Innovation is the dominant factor underpinning economic growth, and is essential for sustainability and the clean energy transition. Our goal is to develop models for technological evolution that can provide a foundation for a theory of economic growth and allow us to make clear recommendations regarding the best technological investments for sustainability transitions. To this end, we have developed time series forecasting methods and network models which we use to analyse performance curves and the large historical records of patenting activity to map the evolution of technological ecosystems.

Key findings:

We have found that in many technologies, the rates of progress are sufficiently persistent to be used for forecasting purposes. We have developed methods to quantify uncertainty associated with such predictions, allowing us to design investment portfolios that balance the need to diversify to reduce uncertainty and the need for specialisation to reap the benefits of increasing returns. In contrast to fossil fuels, the prices of key renewable energy sources decline more if we invest in them, so phasing out fossil fuels in favour of clean energy sources may be costly in the short term but will lead to higher benefits in the future.

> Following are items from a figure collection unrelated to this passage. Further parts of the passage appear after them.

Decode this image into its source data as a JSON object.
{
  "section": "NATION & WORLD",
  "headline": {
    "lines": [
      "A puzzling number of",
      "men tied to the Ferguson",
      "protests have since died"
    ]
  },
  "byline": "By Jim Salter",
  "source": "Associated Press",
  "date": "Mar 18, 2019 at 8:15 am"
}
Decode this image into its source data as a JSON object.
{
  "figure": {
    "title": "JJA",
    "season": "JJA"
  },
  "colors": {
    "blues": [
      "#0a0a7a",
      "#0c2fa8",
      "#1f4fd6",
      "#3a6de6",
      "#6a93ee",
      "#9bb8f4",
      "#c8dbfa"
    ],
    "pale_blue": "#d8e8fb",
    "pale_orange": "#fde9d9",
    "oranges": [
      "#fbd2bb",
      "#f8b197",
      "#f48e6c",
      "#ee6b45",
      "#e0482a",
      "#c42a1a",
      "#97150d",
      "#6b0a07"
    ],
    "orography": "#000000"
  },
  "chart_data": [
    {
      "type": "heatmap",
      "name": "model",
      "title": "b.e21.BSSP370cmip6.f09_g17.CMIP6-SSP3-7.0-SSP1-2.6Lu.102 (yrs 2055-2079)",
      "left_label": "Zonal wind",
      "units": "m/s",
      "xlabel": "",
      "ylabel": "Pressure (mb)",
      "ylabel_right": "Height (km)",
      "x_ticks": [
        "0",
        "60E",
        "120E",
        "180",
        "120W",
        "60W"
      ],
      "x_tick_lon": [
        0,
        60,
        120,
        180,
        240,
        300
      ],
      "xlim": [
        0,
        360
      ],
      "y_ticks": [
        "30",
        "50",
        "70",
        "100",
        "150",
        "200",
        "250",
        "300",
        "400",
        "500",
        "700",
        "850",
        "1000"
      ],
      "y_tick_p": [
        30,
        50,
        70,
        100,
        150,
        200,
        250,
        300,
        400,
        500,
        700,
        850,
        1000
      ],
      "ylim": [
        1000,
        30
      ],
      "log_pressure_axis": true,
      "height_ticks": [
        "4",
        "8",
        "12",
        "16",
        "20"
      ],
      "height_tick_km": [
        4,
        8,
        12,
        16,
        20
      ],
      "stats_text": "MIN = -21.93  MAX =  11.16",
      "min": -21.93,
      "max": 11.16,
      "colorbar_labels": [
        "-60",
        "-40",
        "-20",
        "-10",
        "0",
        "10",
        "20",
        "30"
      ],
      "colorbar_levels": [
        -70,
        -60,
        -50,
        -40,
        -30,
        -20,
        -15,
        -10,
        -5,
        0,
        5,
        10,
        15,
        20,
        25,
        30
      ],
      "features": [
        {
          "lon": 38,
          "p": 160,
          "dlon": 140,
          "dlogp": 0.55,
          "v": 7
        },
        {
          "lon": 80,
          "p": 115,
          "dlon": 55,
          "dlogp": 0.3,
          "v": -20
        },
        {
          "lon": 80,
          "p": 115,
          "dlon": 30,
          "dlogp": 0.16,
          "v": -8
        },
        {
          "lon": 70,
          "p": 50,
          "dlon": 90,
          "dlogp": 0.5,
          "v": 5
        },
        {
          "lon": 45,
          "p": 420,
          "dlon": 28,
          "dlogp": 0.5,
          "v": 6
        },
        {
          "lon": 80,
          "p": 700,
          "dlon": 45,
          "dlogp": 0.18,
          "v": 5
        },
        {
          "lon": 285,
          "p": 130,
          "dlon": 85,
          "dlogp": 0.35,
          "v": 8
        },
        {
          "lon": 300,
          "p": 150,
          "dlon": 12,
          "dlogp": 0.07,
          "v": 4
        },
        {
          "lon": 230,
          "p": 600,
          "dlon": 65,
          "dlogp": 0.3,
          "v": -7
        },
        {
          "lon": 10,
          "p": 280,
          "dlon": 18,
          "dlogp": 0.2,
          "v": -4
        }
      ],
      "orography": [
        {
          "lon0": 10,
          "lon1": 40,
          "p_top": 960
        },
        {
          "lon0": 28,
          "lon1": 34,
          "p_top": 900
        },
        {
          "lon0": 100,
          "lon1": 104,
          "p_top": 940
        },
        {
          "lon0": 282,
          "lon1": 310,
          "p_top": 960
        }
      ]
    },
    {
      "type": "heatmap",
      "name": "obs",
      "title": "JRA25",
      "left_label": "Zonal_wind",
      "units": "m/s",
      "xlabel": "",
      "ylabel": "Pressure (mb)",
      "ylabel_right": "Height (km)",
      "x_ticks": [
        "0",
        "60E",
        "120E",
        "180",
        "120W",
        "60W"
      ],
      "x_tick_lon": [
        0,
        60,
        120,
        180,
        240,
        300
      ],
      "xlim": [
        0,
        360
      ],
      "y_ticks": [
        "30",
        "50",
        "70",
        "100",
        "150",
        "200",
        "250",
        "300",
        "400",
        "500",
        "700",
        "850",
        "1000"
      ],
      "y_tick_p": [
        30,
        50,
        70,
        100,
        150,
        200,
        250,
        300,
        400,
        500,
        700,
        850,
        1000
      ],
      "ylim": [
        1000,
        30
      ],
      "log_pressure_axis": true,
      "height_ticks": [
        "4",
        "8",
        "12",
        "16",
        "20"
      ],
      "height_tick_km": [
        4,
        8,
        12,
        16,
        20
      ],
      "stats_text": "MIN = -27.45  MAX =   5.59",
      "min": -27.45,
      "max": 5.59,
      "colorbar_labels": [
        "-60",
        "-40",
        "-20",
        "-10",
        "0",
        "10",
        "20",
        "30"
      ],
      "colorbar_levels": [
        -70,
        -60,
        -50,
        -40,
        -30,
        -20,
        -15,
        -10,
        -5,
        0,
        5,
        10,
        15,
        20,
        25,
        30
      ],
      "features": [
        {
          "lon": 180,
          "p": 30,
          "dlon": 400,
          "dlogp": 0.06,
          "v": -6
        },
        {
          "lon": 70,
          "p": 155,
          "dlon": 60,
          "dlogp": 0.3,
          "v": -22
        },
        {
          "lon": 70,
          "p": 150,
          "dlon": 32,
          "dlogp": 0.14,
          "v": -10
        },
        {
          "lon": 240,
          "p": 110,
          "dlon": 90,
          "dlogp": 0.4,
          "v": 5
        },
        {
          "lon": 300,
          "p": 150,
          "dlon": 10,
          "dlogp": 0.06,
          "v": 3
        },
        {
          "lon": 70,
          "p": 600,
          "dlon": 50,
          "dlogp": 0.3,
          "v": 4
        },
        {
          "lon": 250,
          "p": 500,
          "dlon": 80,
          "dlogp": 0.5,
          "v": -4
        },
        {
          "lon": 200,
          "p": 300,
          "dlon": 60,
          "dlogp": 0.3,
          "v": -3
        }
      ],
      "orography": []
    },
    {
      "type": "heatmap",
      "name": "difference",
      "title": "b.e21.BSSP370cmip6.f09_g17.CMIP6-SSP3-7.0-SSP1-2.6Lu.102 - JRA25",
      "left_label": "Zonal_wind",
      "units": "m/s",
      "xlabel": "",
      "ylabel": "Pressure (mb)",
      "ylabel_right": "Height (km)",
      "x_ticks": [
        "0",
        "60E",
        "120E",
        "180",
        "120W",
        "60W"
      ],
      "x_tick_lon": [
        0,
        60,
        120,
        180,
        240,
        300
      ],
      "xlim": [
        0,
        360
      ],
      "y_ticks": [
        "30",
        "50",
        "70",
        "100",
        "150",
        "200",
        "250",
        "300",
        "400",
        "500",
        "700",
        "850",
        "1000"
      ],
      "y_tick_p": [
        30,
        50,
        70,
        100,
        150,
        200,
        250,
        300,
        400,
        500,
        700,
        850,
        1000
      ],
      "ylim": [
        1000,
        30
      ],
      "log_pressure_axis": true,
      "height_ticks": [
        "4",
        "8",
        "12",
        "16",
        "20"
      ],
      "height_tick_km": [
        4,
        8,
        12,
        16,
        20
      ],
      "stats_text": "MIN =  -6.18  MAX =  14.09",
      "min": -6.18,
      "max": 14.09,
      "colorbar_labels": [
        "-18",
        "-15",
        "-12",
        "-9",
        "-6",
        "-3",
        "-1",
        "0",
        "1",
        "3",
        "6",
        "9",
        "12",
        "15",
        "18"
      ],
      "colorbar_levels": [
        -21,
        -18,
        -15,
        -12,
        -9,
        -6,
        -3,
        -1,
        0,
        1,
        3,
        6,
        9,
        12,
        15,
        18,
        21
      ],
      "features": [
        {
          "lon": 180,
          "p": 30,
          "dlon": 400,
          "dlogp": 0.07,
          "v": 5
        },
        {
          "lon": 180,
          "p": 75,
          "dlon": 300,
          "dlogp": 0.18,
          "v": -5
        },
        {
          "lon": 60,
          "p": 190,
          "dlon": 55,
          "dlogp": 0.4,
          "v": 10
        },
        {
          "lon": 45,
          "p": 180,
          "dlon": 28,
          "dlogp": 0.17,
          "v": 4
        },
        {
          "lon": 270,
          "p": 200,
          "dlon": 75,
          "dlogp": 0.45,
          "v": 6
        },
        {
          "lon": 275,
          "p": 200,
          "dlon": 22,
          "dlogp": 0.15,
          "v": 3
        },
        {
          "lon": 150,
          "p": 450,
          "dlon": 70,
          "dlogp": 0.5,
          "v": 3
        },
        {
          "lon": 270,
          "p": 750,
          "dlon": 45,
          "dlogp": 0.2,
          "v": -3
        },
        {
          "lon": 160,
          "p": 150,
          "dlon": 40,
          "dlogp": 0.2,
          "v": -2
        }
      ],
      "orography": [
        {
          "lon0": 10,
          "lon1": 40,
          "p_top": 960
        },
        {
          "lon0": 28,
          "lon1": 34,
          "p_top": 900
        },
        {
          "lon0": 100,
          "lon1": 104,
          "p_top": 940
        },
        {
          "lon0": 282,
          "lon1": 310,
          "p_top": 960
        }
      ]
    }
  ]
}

We have also developed network models that can leverage patent data to understand the relationships between technologies. We found that there are relatively independent clusters of renewable energy sources, suggesting that within a cluster, progress in each technology benefits the others. For instance, patents in hydro energy may also be helpful for further developing wind technologies, but not for nuclear or biofuels. On the forecasting side, we have shown that it is possible to produce better forecasts of future patenting when using models that take into account these interdependencies.